It was time for me to reap where I had sown heavily. I could not wait one more minute.

A forty-minute flight to Mombasa, Kenya’s haven of merriment, seemed awfully long.

Spending quality time with my wife is all I thought about.

“Together forever!” she said, with her eyes firmly fixated on mine.

For a moment, we zoned off within imaginary confines.

With one palm on my neck, she leaned in, pulled me closer as we kissed our hearts out.

The emotion in her throat choked out words.

She cooed as I held her tightly.

At the five-star beach hotel, as expected, our bodies flamed with risqué romance.

Throughout the night, we quenched the thirst of intimacy that we had avoided for months on end in pursuit of purity.

Keeping off sex before the wedding night certainly paid off with zestful private moments.

The next morning, frolicking along the beach bare footed, holding hands and sandals — then she stopped, and looked at me in askance. “I never want this to end,” she said. “Not even when we are fighting, not even when we hit rock bottom.”

How I wanted to assure her but I could not.

Joy and I had dated for three years. The common denominator for us is our faith — which we were inclined to pursue in every sense.

Relationships, however, happen between human beings who fit within a spectrum of personalities. That comes with a lot of variation and difference in belief systems.

Friction is bound to be there.

And just like any other couple, we had our own fights.

We would argue and try to make the other person see “my perspective.”

There are moments we took time off the relationship to think deeper about our differences.

One time, sitting with a couple who had been married for 13 years, it dawned on us that difference is a constant in every relationship.

We were brought up by different parents, in different set-ups, with different friends, through different schools, around different families — why would we behave and react the same?

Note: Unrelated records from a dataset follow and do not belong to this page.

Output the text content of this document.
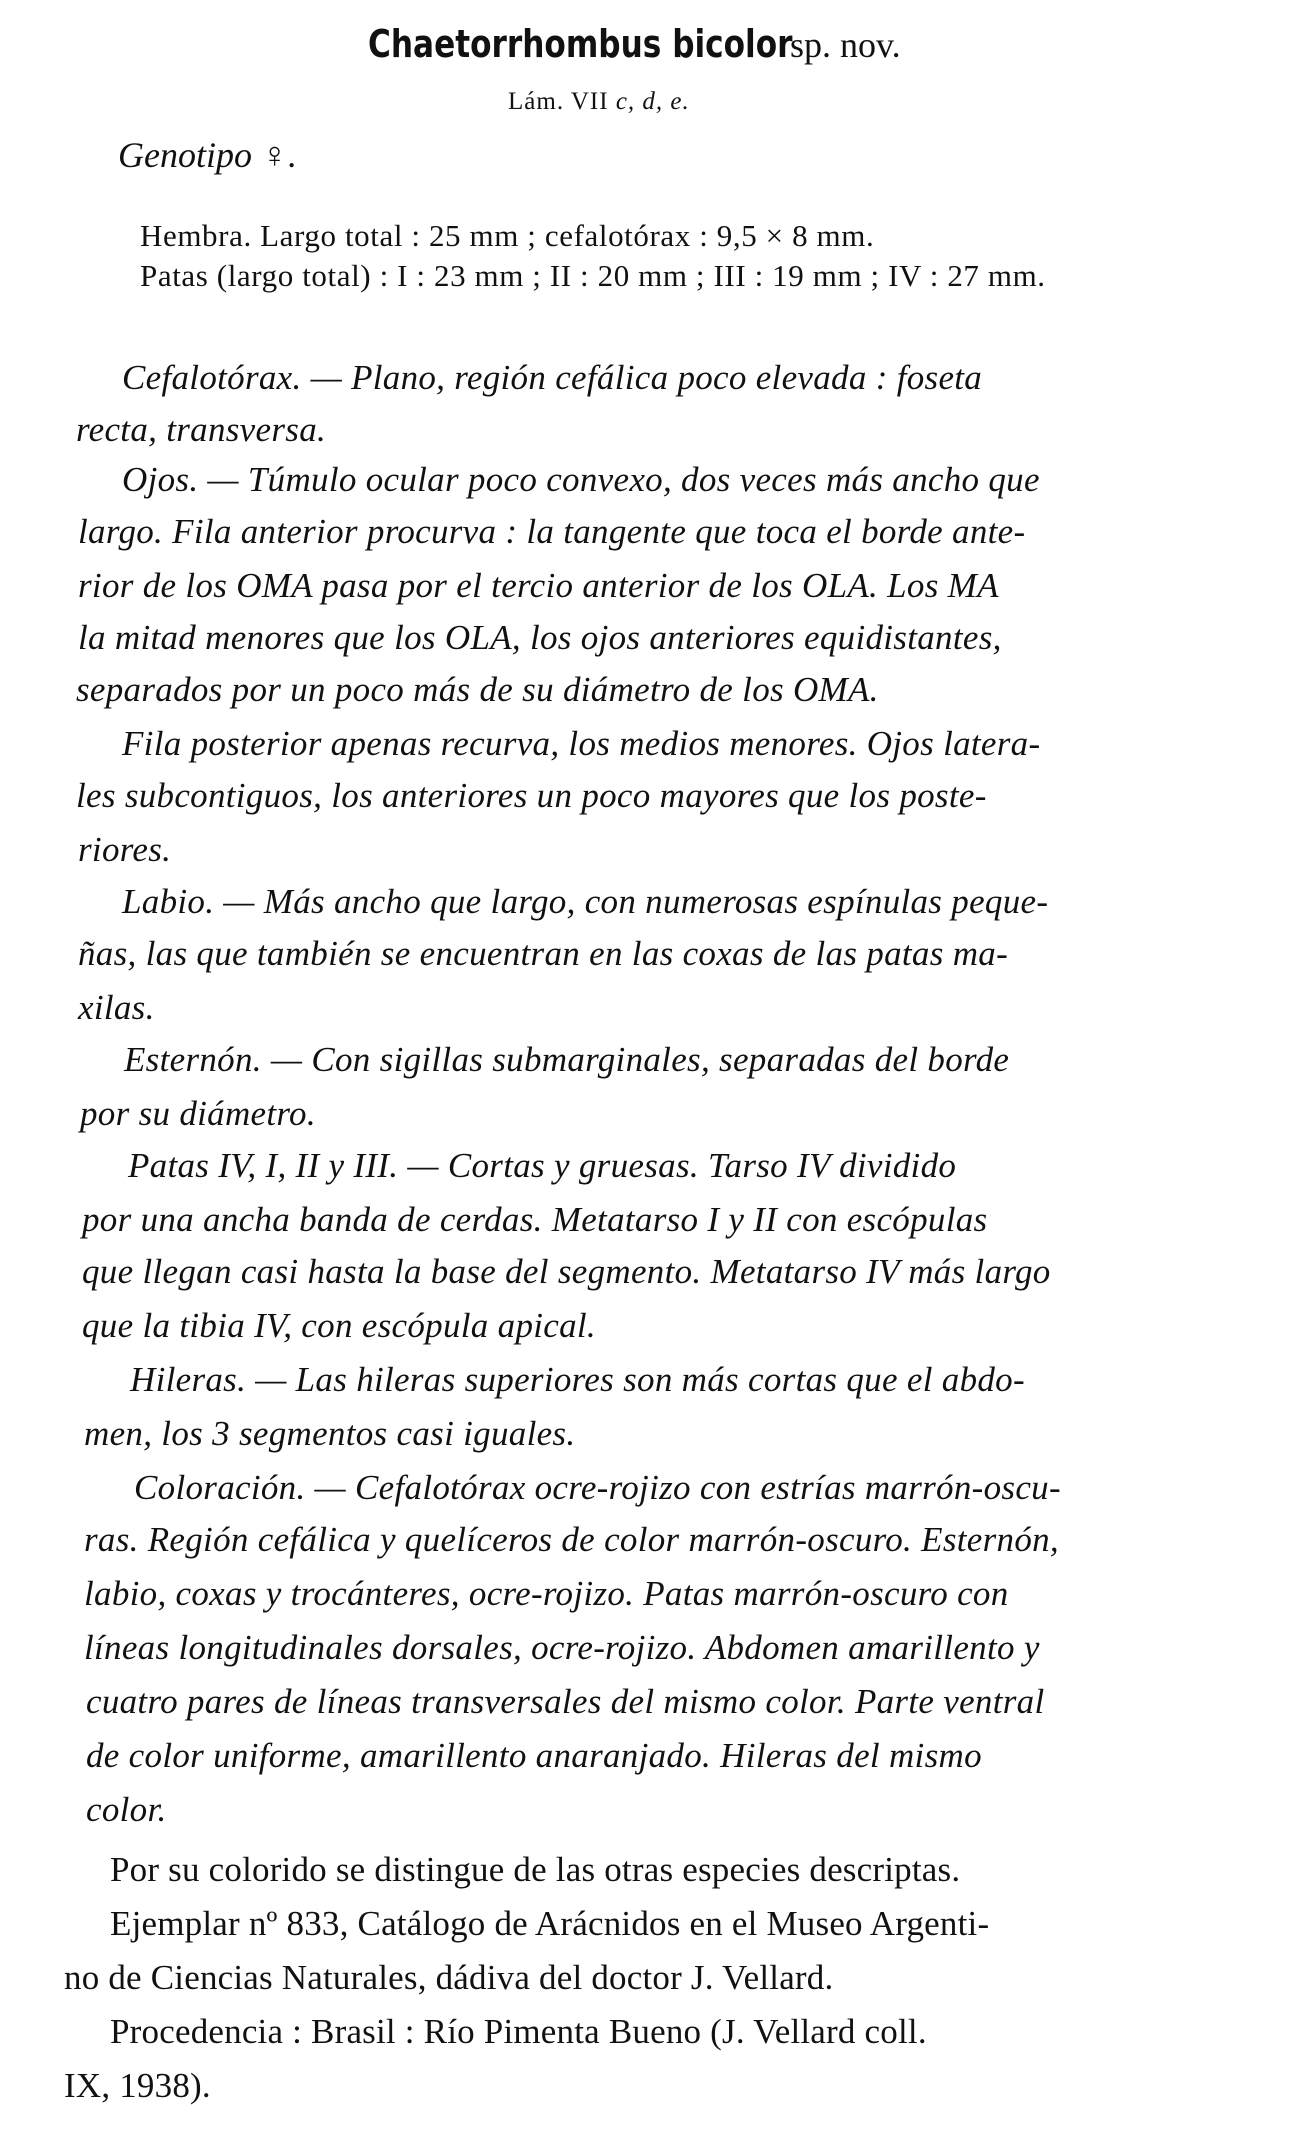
Chaetorrhombus bicolor
sp. nov.
Lám. VII c, d, e.
Genotipo ♀.
Hembra. Largo total : 25 mm ; cefalotórax : 9,5 × 8 mm.
Patas (largo total) : I : 23 mm ; II : 20 mm ; III : 19 mm ; IV : 27 mm.
Cefalotórax. — Plano, región cefálica poco elevada : foseta
recta, transversa.
Ojos. — Túmulo ocular poco convexo, dos veces más ancho que
largo. Fila anterior procurva : la tangente que toca el borde ante-
rior de los OMA pasa por el tercio anterior de los OLA. Los MA
la mitad menores que los OLA, los ojos anteriores equidistantes,
separados por un poco más de su diámetro de los OMA.
Fila posterior apenas recurva, los medios menores. Ojos latera-
les subcontiguos, los anteriores un poco mayores que los poste-
riores.
Labio. — Más ancho que largo, con numerosas espínulas peque-
ñas, las que también se encuentran en las coxas de las patas ma-
xilas.
Esternón. — Con sigillas submarginales, separadas del borde
por su diámetro.
Patas IV, I, II y III. — Cortas y gruesas. Tarso IV dividido
por una ancha banda de cerdas. Metatarso I y II con escópulas
que llegan casi hasta la base del segmento. Metatarso IV más largo
que la tibia IV, con escópula apical.
Hileras. — Las hileras superiores son más cortas que el abdo-
men, los 3 segmentos casi iguales.
Coloración. — Cefalotórax ocre-rojizo con estrías marrón-oscu-
ras. Región cefálica y quelíceros de color marrón-oscuro. Esternón,
labio, coxas y trocánteres, ocre-rojizo. Patas marrón-oscuro con
líneas longitudinales dorsales, ocre-rojizo. Abdomen amarillento y
cuatro pares de líneas transversales del mismo color. Parte ventral
de color uniforme, amarillento anaranjado. Hileras del mismo
color.
Por su colorido se distingue de las otras especies descriptas.
Ejemplar nº 833, Catálogo de Arácnidos en el Museo Argenti-
no de Ciencias Naturales, dádiva del doctor J. Vellard.
Procedencia : Brasil : Río Pimenta Bueno (J. Vellard coll.
IX, 1938).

That said, however, there is goodness that belies the human condition.

Right and wrong, good and bad have empirical values that every spouse adheres to.

During honeymoon, the good shines above the bad. For me and my wife, we had just began learning the ropes. We savoured the beautiful moments under the tropical sun.

It got me thinking why everyone kept telling us “enjoy your honeymoon.”

Perhaps, like one married friend told us, once the honeymoon phase ends, husks fall off the eyes. You see your spouse for who they really are. What follows are incessant arguments in the house and frequent wars.

“You won’t stand the person you once loved,” she said. Is that what I really wanted?

I do not think so. For all I know, my marriage, in its entirety, ought to be “the honeymoon.”

That is what I was planning for all along.